China formally launched anti-subsidy investigations into US chicken products and auto parts in late September. That move came as the US imposed stiff tariffs on imported Chinese tires, adding to a growing list of Chinese exports that face US duties, including electric blankets and steel tubes.

As much as $7 billion worth of Chinese exports last year were made subject to Washington's trade protectionist measures, Yao Jian, a spokesman with China's ministry of commerce, said in January, with the steel and tire industries said to be among the most affected.

A government-linked think tank in China said over the weekend that foreign trade is to observe a "marked" recovery as overseas demand rises due to the global economic recovery.

Foreign trade will see a 17.6 percent year-on-year growth, with exports up 16.6 percent and imports up 18.9 percent, the Center for Forecasting Science of the Chinese Academy of Sciences said in a report issued Saturday.

China accounted for 19 percent of US imports in the first half of 2009, up from 16 percent in 2008, according to US Census Bureau figures, the Wall Street Journal reported Friday.

The US trade deficit with China in the first 11 months of last year, however, was $209 billion, a 16 percent drop from a year earlier, which was $248 billion, according to statistics from the US Census Bureau.

US President Barack Obama made an ambitious pledge to double US exports over the next five years in his recent State story of the Union address.

Goldman Sachs estimates that such a scenario might require a 4.5 percent average annual global GDP growth accompanied by a 30 percent US dollar depreciation, Reuters said Friday in a commentary.

The US has been a complainant in 93 out of the 400 or so disputes registered with the World Trade Organization in its 15-year history, the most of any nation, Reuters said Friday. Through the end of 2009, only India had more active antidumping and countervailing-duty measures than the US, it said.

Tensions seem to have mounted between Beijing and Washington due to wrangling over issues including the value of the yuan, US arms sales to Taiwan and a scheduled meeting between President Obama and the Dalai Lama, who is viewed by Beijing as a Tibetan separatist.

The Obama administration drew Beijing's ire last week by threatening a "much tougher" enforcement of existing trade rules.

The US and China were also in dispute over the latter's Internet policy, after Google threatened to pull out of the country, accusing Beijing of backing official cyber attacks on the e-mail accounts of Chinese activists.

Wang Fan, an international affairs expert with the China Foreign Affairs University, said Sino-US relations are one of the most important bilateral relations in the world.

"The relation is so complicated that new conflicts continue to emerge while the existing ones are yet to be solved," Wang said.

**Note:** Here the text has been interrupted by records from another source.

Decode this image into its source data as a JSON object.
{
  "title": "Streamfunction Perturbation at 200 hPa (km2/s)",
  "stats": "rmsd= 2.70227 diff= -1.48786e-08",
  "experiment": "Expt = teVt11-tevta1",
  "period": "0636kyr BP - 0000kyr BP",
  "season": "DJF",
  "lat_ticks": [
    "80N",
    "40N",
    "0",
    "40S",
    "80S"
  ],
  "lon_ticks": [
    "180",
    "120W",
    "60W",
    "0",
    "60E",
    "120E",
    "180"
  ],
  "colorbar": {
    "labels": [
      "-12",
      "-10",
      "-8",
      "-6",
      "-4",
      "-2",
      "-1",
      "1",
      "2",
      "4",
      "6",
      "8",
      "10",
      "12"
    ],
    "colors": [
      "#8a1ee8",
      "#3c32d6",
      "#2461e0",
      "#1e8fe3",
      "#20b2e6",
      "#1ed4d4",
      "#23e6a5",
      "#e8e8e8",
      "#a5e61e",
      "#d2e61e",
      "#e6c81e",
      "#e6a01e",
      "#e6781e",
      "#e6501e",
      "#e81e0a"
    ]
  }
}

However, with their expanding common ground, the two countries wouldn't fall into a "cold war," Wang said.

"Relationship between China and the US will always be somewhere between perfect and the worst. That is to say not as good as in the so-called scenario of the Group of 2, nor as bad as any sort of new cold war," Wang said.

Niu Xinchun, a researcher at the China Institutes of Contemporary International Relations, said China and the US should avoid a showdown despite the non-stop frictions.

"Conflicts will be accompanied by cooperation," Niu said. "The Obama administration would balance its attempts to contain China and its willingness to cooperate with it."

At the Munich Security Conference Friday, Chinese Foreign Minister Yang Jiechi said a more developed China is an opportunity rather than a threat to the world.

"The argument that a strong nation is bound to seek hegemony finds no supporting case in China's history and goes against the will of the Chinese people," he said.

The WSJ called "a cheap currency, regulated interest rates and low energy prices" part of China's strategy, and that it is "stoking discontent in fellow developing countries, not just in Western capitals."

The export resurgence has reached into new markets, the WSJ said. A majority of China's exports now go to other developing countries, with exports to India, Brazil, Indonesia and Mexico growing by 30 to 50 percent in recent months, the WSJ reported, citing figures from China International Capital Corp.